Plug-in-Hybrid-Fahrzeuge sind mit einem Verbrennungsmotor und einer Batterie ausgestattet, die über das Stromnetz aufgeladen wird. Mithilfe des Akkus kann das Auto nun auch auf längeren Distanzen im Elektro-Betrieb fahren. Sobald die Batterie leer ist, startet der Verbrennungsmotor. Plug-in-Hybrid ist eine vergleichsweise kostengünstig zu realisierende Technologie, die vor allem dann erfolgversprechend wäre, wenn bestimmte Stadtbezirke dereinst nicht mehr von Autos mit Verbrennungsmotor durchfahren werden dürfen.
Reine Elektrofahrzeuge beziehen ihre Energie über eine aufladbaren Batterie. Geringe Speicherkapazitäten und magere Reichweiten sowie ein begrenztes Komfortangebot bei gleichzeitig hohen Anschaffungspreisen stempeln dieses Antriebskonzept augenblicklich noch zum Außenseiter. Doch die Hersteller arbeiten mit Hochdruck an leistungsstärkeren Akkus. Die Reichweiten können zum Beispiel mit Hilfe eines sogenannten „Range Extender“ vergrößert werden. Leert sich der Akku, produziert ein zusätzlicher Verbrennungsmotor (oder vielleicht demnächst eine Brennstoffzelle) erneuten Strom für den Elektroantrieb. Elektromobile mit Range Extender können den Insassen den gewohnten Komfort bieten. Allerdings sind die Fahrleistungen im Ladebetrieb deutlich eingeschränkt.
Brennstoffzellen-Fahrzeuge verfügen über einen Elektroantrieb, bei denen die elektrische Energie aus Wasserstoff oder Methanol gewonnen wird. Die Reichweite ist mit etwa 450 Kilometern deutlich besser als bei anderen elektrischen Antriebsformen. Zudem kann das Fahrzeug schneller betankt werden. Freilich fehlt eine flächendeckende Infrastruktur für eben diese Betankung. Brennstoffzellen-Prototypen sind weltweit in der Erprobung. Die Probleme liegen weniger im technologischen Bereich als vielmehr bei den Kosten, denn die Anschaffungspreise werden sehr viel höher liegen als bei Fahrzeugen mit Verbrennungsmotor. Wasserstoff-Motoren befinden sich ebenfalls seit vielen Jahren in der Erprobung. Doch haben sie sich gegenüber dem Brennstoffzellen-Konzept aus vielerlei Gründen als unterlegen erwiesen, so dass sie kaum als gängiges Antriebskonzept zumindest für den Individualverkehr in Frage kommen werden.
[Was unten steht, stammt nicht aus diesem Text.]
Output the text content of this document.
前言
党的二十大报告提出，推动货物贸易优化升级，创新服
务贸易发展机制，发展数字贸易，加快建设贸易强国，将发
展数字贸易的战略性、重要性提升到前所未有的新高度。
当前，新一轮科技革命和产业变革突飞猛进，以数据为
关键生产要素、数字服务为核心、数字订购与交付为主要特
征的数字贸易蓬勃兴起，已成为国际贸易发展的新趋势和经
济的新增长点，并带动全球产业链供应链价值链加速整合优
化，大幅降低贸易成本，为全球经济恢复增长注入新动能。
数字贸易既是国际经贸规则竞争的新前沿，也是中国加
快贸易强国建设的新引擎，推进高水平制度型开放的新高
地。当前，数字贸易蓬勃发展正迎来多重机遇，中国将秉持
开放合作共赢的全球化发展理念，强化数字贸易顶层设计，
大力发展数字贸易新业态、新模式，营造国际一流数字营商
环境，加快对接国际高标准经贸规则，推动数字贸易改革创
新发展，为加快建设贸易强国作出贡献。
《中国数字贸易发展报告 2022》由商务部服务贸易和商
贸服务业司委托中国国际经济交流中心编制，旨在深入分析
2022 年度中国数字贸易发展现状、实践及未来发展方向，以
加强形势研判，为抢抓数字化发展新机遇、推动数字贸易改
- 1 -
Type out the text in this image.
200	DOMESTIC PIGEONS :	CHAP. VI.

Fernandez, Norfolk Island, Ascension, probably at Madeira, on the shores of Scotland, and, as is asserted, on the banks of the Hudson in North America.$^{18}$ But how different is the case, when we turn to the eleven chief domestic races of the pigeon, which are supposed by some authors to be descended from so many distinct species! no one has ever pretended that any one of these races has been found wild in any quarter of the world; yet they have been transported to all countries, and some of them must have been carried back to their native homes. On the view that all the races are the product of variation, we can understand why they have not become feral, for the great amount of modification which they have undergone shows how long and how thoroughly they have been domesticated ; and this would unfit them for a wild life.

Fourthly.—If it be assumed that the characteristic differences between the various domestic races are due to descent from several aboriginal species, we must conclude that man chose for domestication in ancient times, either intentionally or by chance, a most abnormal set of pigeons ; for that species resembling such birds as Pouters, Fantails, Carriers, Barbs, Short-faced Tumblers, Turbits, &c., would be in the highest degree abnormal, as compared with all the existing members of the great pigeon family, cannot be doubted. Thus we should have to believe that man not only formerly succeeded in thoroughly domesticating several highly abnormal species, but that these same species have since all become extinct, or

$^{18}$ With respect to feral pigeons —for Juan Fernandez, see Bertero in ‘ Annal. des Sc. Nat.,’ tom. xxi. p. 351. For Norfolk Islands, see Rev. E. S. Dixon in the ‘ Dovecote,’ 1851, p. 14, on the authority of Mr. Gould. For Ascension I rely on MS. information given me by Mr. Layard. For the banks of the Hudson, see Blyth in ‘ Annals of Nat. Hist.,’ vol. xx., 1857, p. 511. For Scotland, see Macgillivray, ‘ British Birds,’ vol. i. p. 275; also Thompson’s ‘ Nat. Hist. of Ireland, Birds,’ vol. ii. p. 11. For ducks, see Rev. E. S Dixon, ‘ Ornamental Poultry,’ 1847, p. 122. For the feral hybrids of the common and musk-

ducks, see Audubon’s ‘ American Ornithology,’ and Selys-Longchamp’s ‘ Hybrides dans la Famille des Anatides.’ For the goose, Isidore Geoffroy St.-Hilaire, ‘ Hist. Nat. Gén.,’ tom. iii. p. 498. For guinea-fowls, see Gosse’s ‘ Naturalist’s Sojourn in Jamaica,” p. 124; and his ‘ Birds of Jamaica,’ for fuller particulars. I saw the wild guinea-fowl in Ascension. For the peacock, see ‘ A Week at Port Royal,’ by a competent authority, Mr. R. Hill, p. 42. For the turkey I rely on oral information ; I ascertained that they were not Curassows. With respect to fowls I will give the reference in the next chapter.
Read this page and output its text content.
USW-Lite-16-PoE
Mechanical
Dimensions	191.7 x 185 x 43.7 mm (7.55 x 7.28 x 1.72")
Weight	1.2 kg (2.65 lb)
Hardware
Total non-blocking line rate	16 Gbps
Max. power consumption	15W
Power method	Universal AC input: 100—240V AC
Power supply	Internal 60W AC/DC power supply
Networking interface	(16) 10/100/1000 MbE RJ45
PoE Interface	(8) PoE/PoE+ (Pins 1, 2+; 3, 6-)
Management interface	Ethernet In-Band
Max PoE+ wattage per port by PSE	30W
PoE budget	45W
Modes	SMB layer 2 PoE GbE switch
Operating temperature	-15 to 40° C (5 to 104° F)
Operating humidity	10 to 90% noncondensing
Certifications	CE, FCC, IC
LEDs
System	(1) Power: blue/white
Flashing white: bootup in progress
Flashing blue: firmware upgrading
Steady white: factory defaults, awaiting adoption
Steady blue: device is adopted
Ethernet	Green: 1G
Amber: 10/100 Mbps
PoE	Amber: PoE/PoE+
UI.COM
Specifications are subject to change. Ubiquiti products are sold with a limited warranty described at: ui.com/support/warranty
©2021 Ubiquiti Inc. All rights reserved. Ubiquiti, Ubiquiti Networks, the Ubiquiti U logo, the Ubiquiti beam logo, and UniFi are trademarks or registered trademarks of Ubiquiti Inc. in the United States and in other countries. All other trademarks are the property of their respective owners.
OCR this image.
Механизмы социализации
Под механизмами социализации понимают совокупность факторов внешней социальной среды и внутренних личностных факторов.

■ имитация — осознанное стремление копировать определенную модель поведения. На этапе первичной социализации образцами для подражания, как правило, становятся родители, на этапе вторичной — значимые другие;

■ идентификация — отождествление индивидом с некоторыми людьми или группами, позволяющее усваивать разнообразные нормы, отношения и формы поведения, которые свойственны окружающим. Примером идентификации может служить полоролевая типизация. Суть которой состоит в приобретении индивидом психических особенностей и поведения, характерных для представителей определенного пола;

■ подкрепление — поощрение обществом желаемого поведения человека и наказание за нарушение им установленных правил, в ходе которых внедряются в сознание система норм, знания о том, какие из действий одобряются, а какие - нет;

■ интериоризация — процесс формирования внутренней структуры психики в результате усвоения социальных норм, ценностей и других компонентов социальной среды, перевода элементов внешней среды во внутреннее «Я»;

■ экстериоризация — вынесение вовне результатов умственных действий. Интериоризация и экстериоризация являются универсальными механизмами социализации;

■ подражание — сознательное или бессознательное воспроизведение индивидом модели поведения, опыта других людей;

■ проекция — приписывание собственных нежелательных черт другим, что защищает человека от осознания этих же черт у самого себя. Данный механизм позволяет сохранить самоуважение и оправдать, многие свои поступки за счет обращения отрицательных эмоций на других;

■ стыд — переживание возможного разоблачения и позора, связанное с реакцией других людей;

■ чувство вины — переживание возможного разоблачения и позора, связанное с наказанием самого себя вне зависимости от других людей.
Zurück zum witzigen Twizy. Um einigermaßen flink vom Fleck zu kommen, stellt Renault ihn extrem abgespeckt auf die Räder. Auf richtige Türen oder Seitenscheiben wurde beispielsweise verzichtet. Dank dessen benötigt der Twizy kein Gebläse zur Entfeuchtung der Windschutzscheibe. Trotz seiner spartanischen Ausstattung kommt der knapp 8.000 Euro teure Neuling aber gut an. Europaweit sind bereits mehr als 5.000 Fahrzeuge verkauft. Somit leistet der Kleine einen großen Beitrag zur Steigerung der allgemeinen Akzeptanz der Elektromobilität. Sehr vielmehr darf man bis dato von Elektromobilen auch nicht erwarten.